When using NFS without kerberos the security of all data in the NFS share depends on the integrity of all clients and the security of the network connections. If you use kerberos the security doesn't depend on all client machines because the server gives access to users with a valid kerberos ticket only. The security isn't completely delegated to the client machines (unlike without kerberos). Therefore you need a principal in your kerberos realm for each user who want's to access the NFS share. See Kerberos in the Ubuntu Server Guide on this topic. The section "Kerberos Linux Client" applies also to Ubuntu 8.04.
You need a working Kerberos (MIT or Heimdal) KDC (Key Distribution Center) before continuing. NFS4 and Kerberos work fine with Ubuntu 8.04; they do not seem to work with the (much) older Ubuntu 6.06, or at least I couldn't get Heimdal to work correctly.

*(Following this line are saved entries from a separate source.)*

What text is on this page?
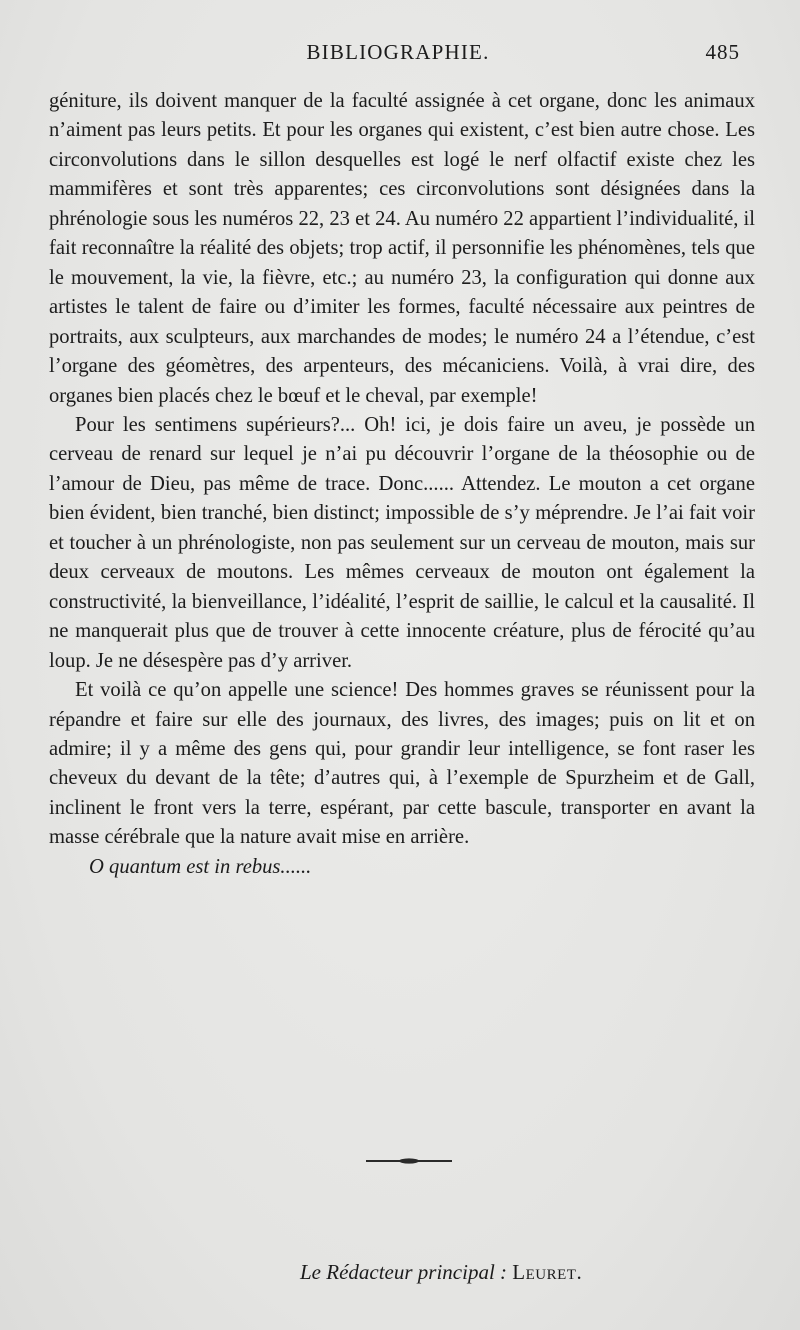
BIBLIOGRAPHIE.	485

géniture, ils doivent manquer de la faculté assignée à cet organe, donc les animaux n’aiment pas leurs petits. Et pour les organes qui existent, c’est bien autre chose. Les circonvolutions dans le sillon desquelles est logé le nerf olfactif existe chez les mammifères et sont très apparentes; ces circonvolutions sont désignées dans la phrénologie sous les numéros 22, 23 et 24. Au numéro 22 appartient l’individualité, il fait reconnaître la réalité des objets; trop actif, il personnifie les phénomènes, tels que le mouvement, la vie, la fièvre, etc.; au numéro 23, la configuration qui donne aux artistes le talent de faire ou d’imiter les formes, faculté nécessaire aux peintres de portraits, aux sculpteurs, aux marchandes de modes; le numéro 24 a l’étendue, c’est l’organe des géomètres, des arpenteurs, des mécaniciens. Voilà, à vrai dire, des organes bien placés chez le bœuf et le cheval, par exemple!

Pour les sentimens supérieurs?... Oh! ici, je dois faire un aveu, je possède un cerveau de renard sur lequel je n’ai pu découvrir l’organe de la théosophie ou de l’amour de Dieu, pas même de trace. Donc...... Attendez. Le mouton a cet organe bien évident, bien tranché, bien distinct; impossible de s’y méprendre. Je l’ai fait voir et toucher à un phrénologiste, non pas seulement sur un cerveau de mouton, mais sur deux cerveaux de moutons. Les mêmes cerveaux de mouton ont également la constructivité, la bienveillance, l’idéalité, l’esprit de saillie, le calcul et la causalité. Il ne manquerait plus que de trouver à cette innocente créature, plus de férocité qu’au loup. Je ne désespère pas d’y arriver.

Et voilà ce qu’on appelle une science! Des hommes graves se réunissent pour la répandre et faire sur elle des journaux, des livres, des images; puis on lit et on admire; il y a même des gens qui, pour grandir leur intelligence, se font raser les cheveux du devant de la tête; d’autres qui, à l’exemple de Spurzheim et de Gall, inclinent le front vers la terre, espérant, par cette bascule, transporter en avant la masse cérébrale que la nature avait mise en arrière.

O quantum est in rebus......

Le Rédacteur principal : Leuret.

Please note, that we have three different entities: the Kerberos-server; the NFS-server and the NFS-client. Your Kerberos-server (or KDC) and NFS-server could be the same machine, but they could also very well be separate entities. We will use separate "prompts" to distinguish, i.e. if you see
KDC$ echo "hello"
... this means you need to type echo "hello" on the KDC.

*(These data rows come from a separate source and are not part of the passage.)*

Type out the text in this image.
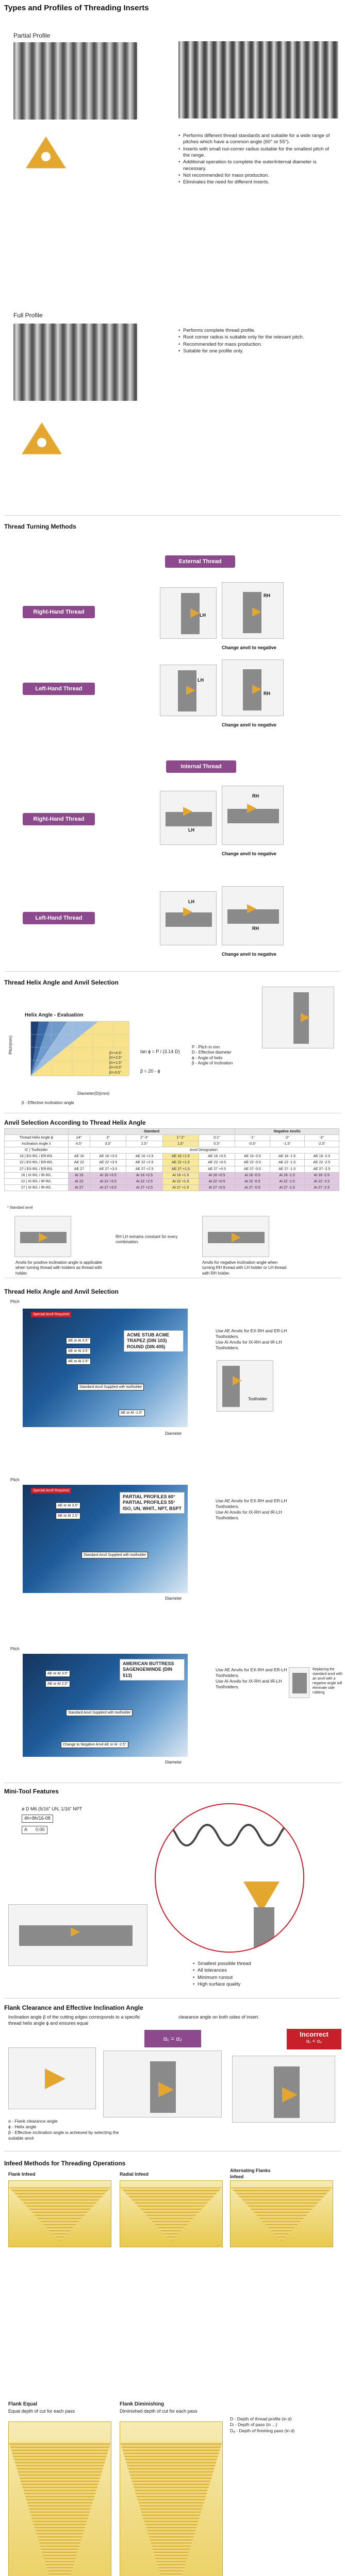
Types and Profiles of Threading Inserts
Partial Profile
• Performs different thread standards and suitable for a wide range of pitches which have a common angle (60° or 55°).
• Inserts with small nut-corner radius suitable for the smallest pitch of the range.
• Additional operation to complete the outer/internal diameter is necessary.
• Not recommended for mass production.
• Eliminates the need for different inserts.
Full Profile
• Performs complete thread profile.
• Root corner radius is suitable only for the relevant pitch.
• Recommended for mass production.
• Suitable for one profile only.
Thread Turning Methods
External Thread
Right-Hand Thread	LH
RH
Change anvil to negative
Left-Hand Thread
LH
RH
Change anvil to negative
Internal Thread
Right-Hand Thread
LH
RH
Change anvil to negative
Left-Hand Thread
LH
RH
Change anvil to negative
Thread Helix Angle and Anvil Selection
Helix Angle - Evaluation
Pitch(mm)
Diameter(D)(mm)
β=+4.5°
β=+2.5°
β=+1.5°
β=+0.5°
β=-0.5°
tan ϕ = P / (3.14·D)
P - Pitch in mm
D - Effective diameter
ϕ - Angle of helix
β - Angle of Inclination
β = 20 - ϕ
β - Effective inclination angle
Anvil Selection According to Thread Helix Angle
	Standard					Negative Anvils		
Thread Helix Angle ϕ	≥4°	3°	2°-3°	1°-2°	0-1°	-1°	-2°	-3°
Inclination Angle λ	4.5°	3.5°	2.5°	1.5°	0.5°	-0.5°	-1.5°	-2.5°
IC | Toolholder	Anvil Designation							
16 | EX-R/L / ER-R/L	AE 16	AE 16 +3.5	AE 16 +2.5	AE 16 +1.5	AE 16 +0.5	AE 16 -0.5	AE 16 -1.5	AE 16 -2.5
22 | EX-R/L / ER-R/L	AE 22	AE 22 +3.5	AE 22 +2.5	AE 22 +1.5	AE 22 +0.5	AE 22 -0.5	AE 22 -1.5	AE 22 -2.5
27 | EX-R/L / ER-R/L	AE 27	AE 27 +3.5	AE 27 +2.5	AE 27 +1.5	AE 27 +0.5	AE 27 -0.5	AE 27 -1.5	AE 27 -2.5
16 | IX-R/L / IR-R/L	AI 16	AI 16 +3.5	AI 16 +2.5	AI 16 +1.5	AI 16 +0.5	AI 16 -0.5	AI 16 -1.5	AI 16 -2.5
22 | IX-R/L / IR-R/L	AI 22	AI 22 +3.5	AI 22 +2.5	AI 22 +1.5	AI 22 +0.5	AI 22 -0.5	AI 22 -1.5	AI 22 -2.5
27 | IX-R/L / IR-R/L	AI 27	AI 27 +3.5	AI 27 +2.5	AI 27 +1.5	AI 27 +0.5	AI 27 -0.5	AI 27 -1.5	AI 27 -2.5
* Standard anvil
RH LH remains constant for every combination.
Anvils for positive inclination angle is applicable when turning thread with holders as thread with holder.
Anvils for negative inclination angle when turning RH thread with LH holder or LH thread with RH holder.
Thread Helix Angle and Anvil Selection
Pitch
Special Anvil Required
AE or AI 4.5°
AE or AI 3.5°
AE or AI 2.5°
Standard Anvil Supplied with toolholder
AE or AI -1.5°
ACME STUB ACME TRAPEZ (DIN 103) ROUND (DIN 405)
Diameter
Use AE Anvils for EX-RH and ER-LH Toolholders.
Use AI Anvils for IX-RH and IR-LH Toolholders.
Toolholder
Pitch
Special Anvil Required
AE or AI 3.5°
AE or AI 2.5°
Standard Anvil Supplied with toolholder
PARTIAL PROFILES 60° PARTIAL PROFILES 55° ISO, UN, WHIT., NPT, BSPT
Diameter
Use AE Anvils for EX-RH and ER-LH Toolholders.
Use AI Anvils for IX-RH and IR-LH Toolholders.
Pitch
AE or AI 3.5°
AE or AI 2.5°
Standard Anvil Supplied with toolholder
Change to Negative Anvil AE or AI -2.5°
AMERICAN BUTTRESS SAGENGEWINDE (DIN 513)
Diameter
Use AE Anvils for EX-RH and ER-LH Toolholders.
Use AI Anvils for IX-RH and IR-LH Toolholders.
Replacing the standard anvil with an anvil with a negative angle will eliminate side rubbing
Mini-Tool Features
ø D M6 (5/16" UN, 1/16" NPT
4h<8h/16-08
A 0.00
• Smallest possible thread
• All tolerances
• Minimum runout
• High surface quality
Flank Clearance and Effective Inclination Angle
Inclination angle β of the cutting edges corresponds to a specific thread helix angle ϕ and ensures equal
clearance angle on both sides of insert.
α₁ = α₂
Incorrect
α₁ < α₂
α - Flank clearance angle
ϕ - Helix angle
β - Effective inclination angle is achieved by selecting the suitable anvil
Infeed Methods for Threading Operations
Flank Infeed	Radial Infeed
Alternating Flanks Infeed
Flank Equal
Equal depth of cut for each pass
Flank Diminishing
Diminished depth of cut for each pass
D - Depth of thread profile (in d)
Dᵢ - Depth of pass (in ...)
Dᵩ - Depth of finishing pass (in d)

Please note that you can now (with Ubuntu 8.04 and later) use any encryption type you want, there is no more need to extract only des-cbc-crc, as most sites suggest. See [http://mailman.mit.edu/pipermail/kerberos/2008-May/013698.html this mailinglist message].

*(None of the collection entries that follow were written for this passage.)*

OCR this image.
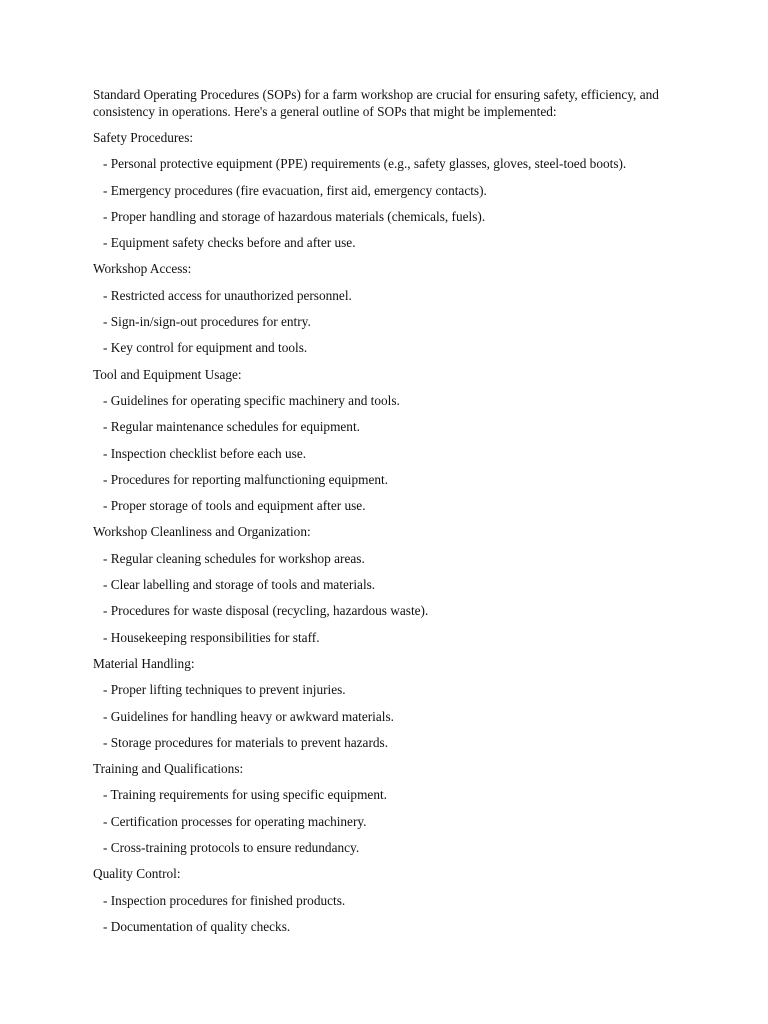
Standard Operating Procedures (SOPs) for a farm workshop are crucial for ensuring safety, efficiency, and consistency in operations. Here's a general outline of SOPs that might be implemented:

Safety Procedures:
- Personal protective equipment (PPE) requirements (e.g., safety glasses, gloves, steel-toed boots).
- Emergency procedures (fire evacuation, first aid, emergency contacts).
- Proper handling and storage of hazardous materials (chemicals, fuels).
- Equipment safety checks before and after use.
Workshop Access:
- Restricted access for unauthorized personnel.
- Sign-in/sign-out procedures for entry.
- Key control for equipment and tools.
Tool and Equipment Usage:
- Guidelines for operating specific machinery and tools.
- Regular maintenance schedules for equipment.
- Inspection checklist before each use.
- Procedures for reporting malfunctioning equipment.
- Proper storage of tools and equipment after use.
Workshop Cleanliness and Organization:
- Regular cleaning schedules for workshop areas.
- Clear labelling and storage of tools and materials.
- Procedures for waste disposal (recycling, hazardous waste).
- Housekeeping responsibilities for staff.
Material Handling:
- Proper lifting techniques to prevent injuries.
- Guidelines for handling heavy or awkward materials.
- Storage procedures for materials to prevent hazards.
Training and Qualifications:
- Training requirements for using specific equipment.
- Certification processes for operating machinery.
- Cross-training protocols to ensure redundancy.
Quality Control:
- Inspection procedures for finished products.
- Documentation of quality checks.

Please also note, that des-cbc-crc encryption is depreciated and, starting with Ubuntu 10.04, is no longer supported by default in the Kerberos libraries. For nfs4 to work, you need to add allow_weak_crypto = true to /etc/krb5.conf
On the nfs-server and nfs-client you need at least the krb5-user and optional libpam-krb5 if you wish to authenticate against krb5.
# apt-get install krb5-user # apt-get install libpam-krb5
On the nfs-server and nfs-client you need heimdal-clients and optional libpam-krb5 if you wish to authenticate against krb5.
# apt-get install heimdal-clients # apt-get install libpam-krb5
# modprobe rpcsec_gss_krb5
Add rpcsec_gss_krb5 to /etc/modules to have it loaded automatically. (I'm pretty sure they're loaded automatically though).